House bill seeks to treat veterans’ trauma

Congressman Steve Knight listens to constituent questions as an attendee raises green paper in agreement during a town hall at the Rancho Santa Susana Community Center in Simi Valley on Tuesday, April 18, 2017. Katharine Lotze/The Signal

Emphasizing a focus on veterans’ mental health services, Representative Steve Knight’s (R-Palmdale) No Hero Left Untreated Act passed the House Veterans Affairs Committee on Wednesday.

If this legislation is made law, House of Representative’s Bill 1162 would recover veterans from post-traumatic stress, traumatic brain injury, military sexual trauma, chronic pain and opiate addiction.

“Our veterans face many challenges after returning home and it is our job to try to limit those challenges as much as we can,” Knight said in a statement.

The Department of Veterans Affairs would establish a pilot program on Magnetic eResonance Therapy (MeRT), a neurological treatment for mental trauma.
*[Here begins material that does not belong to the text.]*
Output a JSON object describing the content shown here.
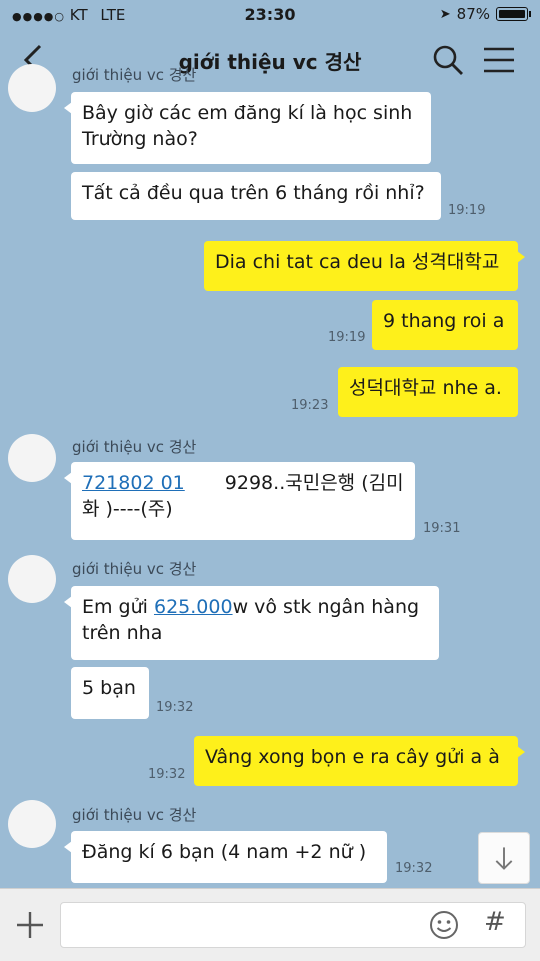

The treatment restores proper brain function by magnetic stimulation through a procedure that is not pharmaceutical or invasive, Knight’s office said.

Over 400 veterans have reported an improvement using this method, according to Knight’s office.
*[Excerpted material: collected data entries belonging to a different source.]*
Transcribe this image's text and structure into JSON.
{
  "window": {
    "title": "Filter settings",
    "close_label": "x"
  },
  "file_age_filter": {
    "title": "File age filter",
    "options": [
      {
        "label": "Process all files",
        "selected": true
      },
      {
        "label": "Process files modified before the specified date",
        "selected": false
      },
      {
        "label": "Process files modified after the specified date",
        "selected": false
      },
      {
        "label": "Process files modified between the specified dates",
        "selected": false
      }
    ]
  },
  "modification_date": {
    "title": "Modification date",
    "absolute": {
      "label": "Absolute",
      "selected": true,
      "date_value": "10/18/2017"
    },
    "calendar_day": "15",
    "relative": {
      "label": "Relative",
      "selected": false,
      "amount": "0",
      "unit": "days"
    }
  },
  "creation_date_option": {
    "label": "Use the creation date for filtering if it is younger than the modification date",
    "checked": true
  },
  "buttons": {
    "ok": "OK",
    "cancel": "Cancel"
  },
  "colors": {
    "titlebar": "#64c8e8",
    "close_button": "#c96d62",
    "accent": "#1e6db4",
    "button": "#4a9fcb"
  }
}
“As new technologies are proven to be beneficial to the health of others, we need to be on the front lines of expanding those technology options to our veterans,” Knight said. “The No Hero Left Untreated Act would support those technologies and their access to our veteran community.”

Both political parties have expressed support for the bill, as it currently has 54 cosponsors. Multiple veteran service organizations, including AMVETS, Veterans Advantage PBC, the Patriot Project and the Veterans House Council have supported the bill, the statement from Knight said.

“This small pilot would be instructive to VA in understanding the benefits and deciding whether to offer this promising therapy to those receiving VA health care,” Executive Director of AMVETS Joseph R. Chenelly said in a statement.

The House passed this legislation unanimously in November, but an updated vote is needed from the new Congress before it can move onto the Senate.

The full House of Representatives will vote on the bill next.